To address some of the challenges described above, we propose the following recommendations. First, donors, procurement bodies and countries should increase their focus on quality. Although price will continue to be a driving force, it should not be the key factor that determines public tender selection. Since 2009, donors and major procurers have aligned rapid diagnostic test selection criteria that emphasize minimum performance requirements and lot testing. Eventually, they could also publicly agree to buy only WHO prequalified rapid diagnostic tests so as to encourage manufacturers to achieve this high standard. Recently, the major manufacturers have prequalified five rapid diagnostic tests for malaria. Procurers could hire sampling agents to randomly select rapid test products. Donors and procurers could also prioritize the adoption and roll out of quality control tools (e.g. positive controls or recombinant antigen reference panels) to support post market surveillance.

Second, the global malaria community should work together to harmonize rapid diagnostic tests with international standards and evidence to promote best practices in production, packaging and test procedures. In 2013, the Roll Back Malaria Partnership studied how rapid diagnostic tests could be harmonized to promote appropriate use and reduce operator errors. Best practices for device labelling, packaging, accessories and instructions for use were developed. Future efforts could include harmonization of test procedures, reducing the need for re-training following the introduction of new tests, but the technical and regulatory implications of such changes require careful consideration.
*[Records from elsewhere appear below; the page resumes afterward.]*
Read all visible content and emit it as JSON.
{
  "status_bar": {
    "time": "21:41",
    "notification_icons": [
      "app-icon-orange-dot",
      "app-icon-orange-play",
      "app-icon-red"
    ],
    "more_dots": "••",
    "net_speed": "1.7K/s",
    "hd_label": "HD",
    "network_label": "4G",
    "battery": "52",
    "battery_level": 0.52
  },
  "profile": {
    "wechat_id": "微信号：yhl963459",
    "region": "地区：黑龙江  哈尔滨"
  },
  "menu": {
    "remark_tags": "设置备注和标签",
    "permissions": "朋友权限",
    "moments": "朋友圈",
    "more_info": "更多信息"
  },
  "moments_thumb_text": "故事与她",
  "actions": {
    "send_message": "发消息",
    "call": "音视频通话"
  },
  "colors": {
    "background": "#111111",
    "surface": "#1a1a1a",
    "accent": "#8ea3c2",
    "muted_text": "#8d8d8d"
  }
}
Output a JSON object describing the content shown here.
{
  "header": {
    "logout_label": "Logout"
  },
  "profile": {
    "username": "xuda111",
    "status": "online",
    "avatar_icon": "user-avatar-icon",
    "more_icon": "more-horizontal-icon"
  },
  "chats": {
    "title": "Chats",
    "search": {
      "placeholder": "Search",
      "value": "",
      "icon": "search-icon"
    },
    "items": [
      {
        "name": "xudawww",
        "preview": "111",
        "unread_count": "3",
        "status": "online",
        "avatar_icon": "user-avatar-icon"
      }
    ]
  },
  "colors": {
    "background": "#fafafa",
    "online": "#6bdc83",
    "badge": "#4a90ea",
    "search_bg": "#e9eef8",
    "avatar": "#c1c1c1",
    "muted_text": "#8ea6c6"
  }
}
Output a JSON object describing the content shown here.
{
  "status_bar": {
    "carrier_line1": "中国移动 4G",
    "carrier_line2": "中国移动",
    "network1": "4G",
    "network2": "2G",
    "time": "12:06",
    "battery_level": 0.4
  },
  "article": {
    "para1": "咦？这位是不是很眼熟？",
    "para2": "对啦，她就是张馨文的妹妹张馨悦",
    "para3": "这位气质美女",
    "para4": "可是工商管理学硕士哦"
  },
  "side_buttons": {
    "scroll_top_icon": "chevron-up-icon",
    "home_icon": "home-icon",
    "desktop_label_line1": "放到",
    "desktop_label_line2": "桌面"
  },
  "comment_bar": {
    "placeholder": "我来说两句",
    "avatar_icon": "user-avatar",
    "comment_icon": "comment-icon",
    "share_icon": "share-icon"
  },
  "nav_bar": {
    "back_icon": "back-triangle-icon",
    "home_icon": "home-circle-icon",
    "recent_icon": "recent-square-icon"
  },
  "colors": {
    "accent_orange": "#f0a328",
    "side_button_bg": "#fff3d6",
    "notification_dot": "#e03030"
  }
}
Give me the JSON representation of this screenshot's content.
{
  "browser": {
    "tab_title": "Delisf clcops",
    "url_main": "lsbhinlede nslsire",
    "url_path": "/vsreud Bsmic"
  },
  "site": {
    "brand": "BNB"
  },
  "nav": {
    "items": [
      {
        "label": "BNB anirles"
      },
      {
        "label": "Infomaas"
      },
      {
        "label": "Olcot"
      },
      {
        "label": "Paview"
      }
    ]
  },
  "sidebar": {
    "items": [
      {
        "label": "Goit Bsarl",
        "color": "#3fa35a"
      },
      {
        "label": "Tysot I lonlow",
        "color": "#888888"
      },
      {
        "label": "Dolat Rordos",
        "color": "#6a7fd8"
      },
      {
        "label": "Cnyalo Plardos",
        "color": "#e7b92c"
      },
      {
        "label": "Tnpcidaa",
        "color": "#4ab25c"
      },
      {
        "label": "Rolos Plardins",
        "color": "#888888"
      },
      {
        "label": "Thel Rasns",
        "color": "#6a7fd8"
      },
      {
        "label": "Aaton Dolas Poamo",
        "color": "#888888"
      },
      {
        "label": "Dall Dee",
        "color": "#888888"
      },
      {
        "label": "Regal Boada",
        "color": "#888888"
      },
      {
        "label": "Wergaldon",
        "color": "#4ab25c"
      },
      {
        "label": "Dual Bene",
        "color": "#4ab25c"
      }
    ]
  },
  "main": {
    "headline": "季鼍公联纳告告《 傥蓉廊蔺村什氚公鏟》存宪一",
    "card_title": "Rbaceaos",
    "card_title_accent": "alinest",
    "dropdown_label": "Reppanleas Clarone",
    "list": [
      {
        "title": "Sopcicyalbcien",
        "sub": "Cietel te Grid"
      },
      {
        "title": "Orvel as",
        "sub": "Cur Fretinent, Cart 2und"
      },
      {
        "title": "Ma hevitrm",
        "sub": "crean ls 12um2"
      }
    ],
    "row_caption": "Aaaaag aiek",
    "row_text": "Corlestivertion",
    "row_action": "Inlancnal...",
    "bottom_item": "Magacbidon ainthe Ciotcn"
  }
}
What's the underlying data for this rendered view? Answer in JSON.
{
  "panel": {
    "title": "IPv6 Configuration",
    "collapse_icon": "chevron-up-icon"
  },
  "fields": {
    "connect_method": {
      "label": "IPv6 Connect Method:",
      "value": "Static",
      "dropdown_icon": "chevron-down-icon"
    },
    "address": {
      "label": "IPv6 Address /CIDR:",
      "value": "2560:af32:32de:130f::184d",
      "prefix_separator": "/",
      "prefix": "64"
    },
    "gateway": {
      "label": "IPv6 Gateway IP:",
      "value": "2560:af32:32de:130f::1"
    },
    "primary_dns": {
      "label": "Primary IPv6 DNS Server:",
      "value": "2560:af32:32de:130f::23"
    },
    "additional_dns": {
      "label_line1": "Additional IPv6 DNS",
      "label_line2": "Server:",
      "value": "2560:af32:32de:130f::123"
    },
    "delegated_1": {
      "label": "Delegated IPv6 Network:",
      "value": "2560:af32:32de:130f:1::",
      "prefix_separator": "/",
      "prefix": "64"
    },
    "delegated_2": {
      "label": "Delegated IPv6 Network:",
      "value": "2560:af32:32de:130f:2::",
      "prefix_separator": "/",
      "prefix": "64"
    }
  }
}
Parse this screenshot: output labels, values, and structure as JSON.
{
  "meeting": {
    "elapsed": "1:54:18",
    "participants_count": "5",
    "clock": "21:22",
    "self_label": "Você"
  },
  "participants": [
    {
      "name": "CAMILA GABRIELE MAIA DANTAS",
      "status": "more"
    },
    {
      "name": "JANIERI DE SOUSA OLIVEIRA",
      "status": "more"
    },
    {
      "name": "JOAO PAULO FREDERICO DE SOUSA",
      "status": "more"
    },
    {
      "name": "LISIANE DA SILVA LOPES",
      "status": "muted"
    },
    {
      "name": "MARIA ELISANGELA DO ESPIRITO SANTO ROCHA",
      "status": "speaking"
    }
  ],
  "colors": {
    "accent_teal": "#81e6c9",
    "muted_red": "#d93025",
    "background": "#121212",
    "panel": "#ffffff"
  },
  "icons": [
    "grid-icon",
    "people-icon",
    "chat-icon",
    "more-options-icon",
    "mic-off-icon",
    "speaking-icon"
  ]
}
Third, long-term agreements with several manufacturers could contribute to low prices without putting manufacturers out of business. If manufacturers obtain volume commitments for at least one or two years, cost efficiencies can be achieved through reduced prices of materials, lower labour costs, improved production schedules and better inventory management. In pursuing these longer-term agreements, volumes should be split appropriately between eligible manufacturers.

Fourth, donors, countries and the global malaria community could work to strengthen national legal frameworks for regulation of in vitro diagnostic tests. Wherever possible, adoption of harmonized registration requirements, quality standards and regional mechanisms (e.g. regional networks of accredited laboratories to facilitate batch testing or other quality control activities) could promote best practices, avoid duplication of efforts and minimize the burden on regulators and manufacturers alike. In the short term, there is a need to provide manufacturers and importers with information on how to register rapid diagnostic tests and stipulate who may perform the test under what conditions. Given the scale up of rapid diagnostic tests for malaria and the continuing need for innovation, the stakes are particularly high. Our recommendations can help enhance quality, reduce costs, encourage innovation and increase the availability of rapid diagnostic tests.